Creating physical conditions is only part of the story. There's also chemistry. The environment needs to be kept free of the pollution that encourages weeds. To this end, nutrient traps have been created to decrease harm from storm water from adjacent residential areas. Below is a gross pollutant trap, which collects leaf litter and rubbish. The content from the trap is removed and disposed of off-site.


Gross pollutant trap.


More particulate pollutants need a finer trap, so crushed sandstone storm-water treatment traps have been set up, immediately adjacent to the nearby major road.

Crushed sandstone storm-water treatment trap,
immediately adjacent to Pittwater Road.

The crushed sandstone is obtained from construction sites in the Sydney area, and makes an ideal medium to suppress weeds and provide suitable substrate for native plants. It is placed on terraces constructed across the embankment. Beneath the trap is a settlement pond, where escaped nutrients settle and are physically removed with an excavator when around five tonnes of sediment have accumulated.

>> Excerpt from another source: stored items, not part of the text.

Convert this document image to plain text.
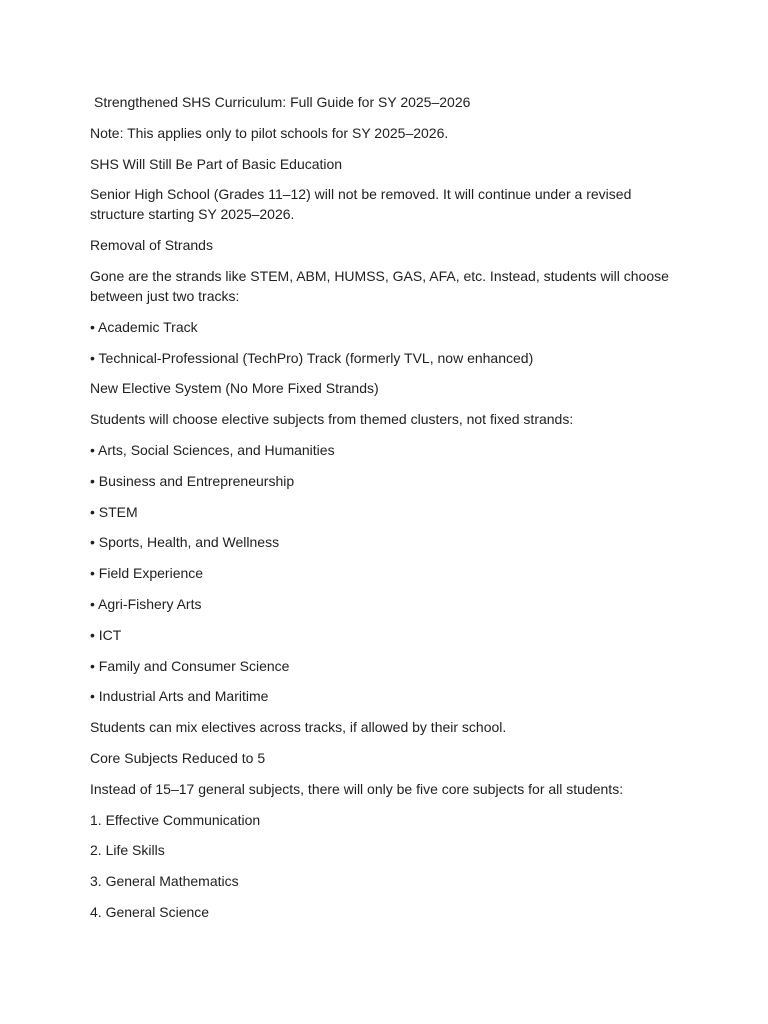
Strengthened SHS Curriculum: Full Guide for SY 2025–2026

Note: This applies only to pilot schools for SY 2025–2026.

SHS Will Still Be Part of Basic Education

Senior High School (Grades 11–12) will not be removed. It will continue under a revised structure starting SY 2025–2026.

Removal of Strands

Gone are the strands like STEM, ABM, HUMSS, GAS, AFA, etc. Instead, students will choose between just two tracks:

• Academic Track

• Technical-Professional (TechPro) Track (formerly TVL, now enhanced)

New Elective System (No More Fixed Strands)

Students will choose elective subjects from themed clusters, not fixed strands:

• Arts, Social Sciences, and Humanities

• Business and Entrepreneurship

• STEM

• Sports, Health, and Wellness

• Field Experience

• Agri-Fishery Arts

• ICT

• Family and Consumer Science

• Industrial Arts and Maritime

Students can mix electives across tracks, if allowed by their school.

Core Subjects Reduced to 5

Instead of 15–17 general subjects, there will only be five core subjects for all students:

1. Effective Communication

2. Life Skills

3. General Mathematics

4. General Science
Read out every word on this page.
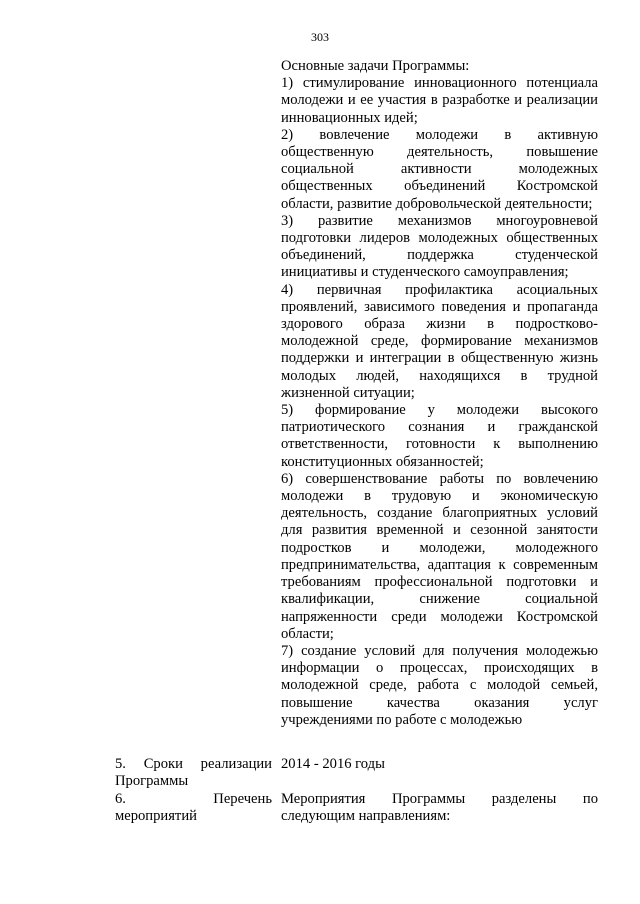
303

Основные задачи Программы:

1) стимулирование инновационного потенциала молодежи и ее участия в разработке и реализации инновационных идей;

2) вовлечение молодежи в активную общественную деятельность, повышение социальной активности молодежных общественных объединений Костромской области, развитие добровольческой деятельности;

3) развитие механизмов многоуровневой подготовки лидеров молодежных общественных объединений, поддержка студенческой инициативы и студенческого самоуправления;

4) первичная профилактика асоциальных проявлений, зависимого поведения и пропаганда здорового образа жизни в подростково-молодежной среде, формирование механизмов поддержки и интеграции в общественную жизнь молодых людей, находящихся в трудной жизненной ситуации;

5) формирование у молодежи высокого патриотического сознания и гражданской ответственности, готовности к выполнению конституционных обязанностей;

6) совершенствование работы по вовлечению молодежи в трудовую и экономическую деятельность, создание благоприятных условий для развития временной и сезонной занятости подростков и молодежи, молодежного предпринимательства, адаптация к современным требованиям профессиональной подготовки и квалификации, снижение социальной напряженности среди молодежи Костромской области;

7) создание условий для получения молодежью информации о процессах, происходящих в молодежной среде, работа с молодой семьей, повышение качества оказания услуг учреждениями по работе с молодежью

5. Сроки реализации
Программы
2014 - 2016 годы
6. Перечень
мероприятий
Мероприятия Программы разделены по следующим направлениям:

One of the predictions of climate change, already observed, is rising ocean water levels which will obviously have an effect on both saltmarsh and mangrove ecological communities. To this end, thought is being given to planning the restoration of these ecosystems at slightly higher altitudes. Water levels are not the only issue these communities must contend with, however. There is a strong inverse relationship between saltmarsh diversity and temperature in Australia, which does not bode well. (See link below for more.)

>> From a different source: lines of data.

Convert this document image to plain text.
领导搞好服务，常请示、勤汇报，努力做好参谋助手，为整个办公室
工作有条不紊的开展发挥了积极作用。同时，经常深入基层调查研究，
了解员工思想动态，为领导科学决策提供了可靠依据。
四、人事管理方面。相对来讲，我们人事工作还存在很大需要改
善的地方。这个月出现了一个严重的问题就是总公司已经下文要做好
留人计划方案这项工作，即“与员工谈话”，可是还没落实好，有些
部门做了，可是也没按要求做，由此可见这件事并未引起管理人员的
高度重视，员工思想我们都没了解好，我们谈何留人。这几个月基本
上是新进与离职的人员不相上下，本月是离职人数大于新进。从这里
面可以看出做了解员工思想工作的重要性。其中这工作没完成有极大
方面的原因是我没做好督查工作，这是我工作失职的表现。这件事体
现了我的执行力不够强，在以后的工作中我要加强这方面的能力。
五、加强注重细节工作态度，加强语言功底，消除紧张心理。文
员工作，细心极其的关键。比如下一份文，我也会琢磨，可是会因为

Thanks to Dr Michelle Leishman of Macquarie University's Department of Biological Sciences and to NPWS Ranger, Andrew Duffy, for introducing me to his magnificent habitat and restoration work. If I were a rich woman (ya ha didle deedle, didle deedle didle deedle dum) I'd donate to this cause in a heartbeat.

Further reading:

Coastal saltmarsh in the NSW North Coast, Sydney Basin and South East Corner bioregions - endangered ecological community listing

Protecting and Restoring Coastal Saltmarsh

Coastal saltmarsh vulnerability to climate change in SE Australia

[Edit: Thanks to Doug Beckers for his correction of the ID of Sarcocornia quinqueflora!]